Thank you both for your comments and as to why the foster parents are mean...simple, they are in it for the money. Its cold cruel statement yes I know but it is the truth, the foster mom I wrote about has about six placements at a time and for one month each kid is 'worth' nearly $900. Foster parents should do it because they have big hearts because they want to help the kids, I'm in a placement like that now, but for the majority its all about the money.

engkatiemarie's picture
Volunteer for the Progressive U Alumni Association

I've heard about this problem before. Maybe you could write a blog about it, and some suggestions for solutions? I'd be interested in your perspective.

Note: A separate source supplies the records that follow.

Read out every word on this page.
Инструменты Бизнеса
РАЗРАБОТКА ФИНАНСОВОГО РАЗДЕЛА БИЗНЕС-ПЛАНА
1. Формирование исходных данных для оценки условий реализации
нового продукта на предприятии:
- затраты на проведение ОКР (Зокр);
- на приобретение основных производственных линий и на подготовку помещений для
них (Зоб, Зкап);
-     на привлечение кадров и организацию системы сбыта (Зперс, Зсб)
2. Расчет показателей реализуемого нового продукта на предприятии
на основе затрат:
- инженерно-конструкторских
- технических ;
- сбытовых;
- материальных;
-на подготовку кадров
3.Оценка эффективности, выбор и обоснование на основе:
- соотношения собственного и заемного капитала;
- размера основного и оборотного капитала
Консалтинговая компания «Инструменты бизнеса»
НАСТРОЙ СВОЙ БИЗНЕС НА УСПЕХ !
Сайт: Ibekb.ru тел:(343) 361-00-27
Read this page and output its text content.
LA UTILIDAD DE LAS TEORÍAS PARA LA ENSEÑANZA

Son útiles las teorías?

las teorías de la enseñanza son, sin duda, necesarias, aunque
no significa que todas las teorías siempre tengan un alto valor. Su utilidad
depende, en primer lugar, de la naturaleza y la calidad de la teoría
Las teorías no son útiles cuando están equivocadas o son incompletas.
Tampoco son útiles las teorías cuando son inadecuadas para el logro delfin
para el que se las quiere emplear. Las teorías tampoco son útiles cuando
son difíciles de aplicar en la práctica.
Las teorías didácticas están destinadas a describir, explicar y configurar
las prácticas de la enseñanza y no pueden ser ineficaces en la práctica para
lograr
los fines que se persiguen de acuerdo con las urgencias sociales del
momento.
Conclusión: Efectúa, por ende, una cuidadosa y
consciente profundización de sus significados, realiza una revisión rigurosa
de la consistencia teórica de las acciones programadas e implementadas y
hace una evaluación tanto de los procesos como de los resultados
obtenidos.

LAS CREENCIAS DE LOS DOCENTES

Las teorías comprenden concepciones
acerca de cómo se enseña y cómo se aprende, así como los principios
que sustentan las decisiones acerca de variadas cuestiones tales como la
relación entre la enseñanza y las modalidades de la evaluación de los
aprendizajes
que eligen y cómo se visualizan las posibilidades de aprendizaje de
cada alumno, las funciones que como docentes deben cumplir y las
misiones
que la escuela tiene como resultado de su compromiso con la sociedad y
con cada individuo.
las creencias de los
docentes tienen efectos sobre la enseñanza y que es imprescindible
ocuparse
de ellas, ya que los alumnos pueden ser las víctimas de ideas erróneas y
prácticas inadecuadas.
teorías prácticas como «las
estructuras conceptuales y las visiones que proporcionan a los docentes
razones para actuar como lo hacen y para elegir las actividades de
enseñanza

See, that's another reason why people shouldn't assume things because what they assume might not be the way things are. When I was a senior in high school, some people were like that to me- they thought that I wouldn't survive my senior year and graduate (because of things that are too embarrassing for me to talk about); but, I proved them wrong because I graduated from high school.
Good for you, prove them wrong!

tinydncer06's picture

One of my mom's best friends was a foster parent when I was growing up and she did it because she loved to help the children she housed. I used to talk to her foster kids, who became like her real children. She still talks to many of them to this day, one of them just graduated college and we all attended her graduation. These kids always said how happy they were to be placed in a loving foster situation, because in the past they had experienced the parents who were in it just for the money. I was so proud of my moms friend for doing something so amazing for the right reasons. Thanks for your blog, and I hope everything works out for you in school.
-Amy-

artistic_dreamer's picture
Member of the Progressive U Alumni Association

Its bascially luck of the draw with foster parents, I've moved around a lot, lived in seven different foster home since high school started, most just temporary; and some were good, some of the parents didn't treat the foster kids as if they were different. There is, or rather should be no stereotype of foster parents just the same as with the kids themselves. Stereotypes really only result in wrong presumptions in the end.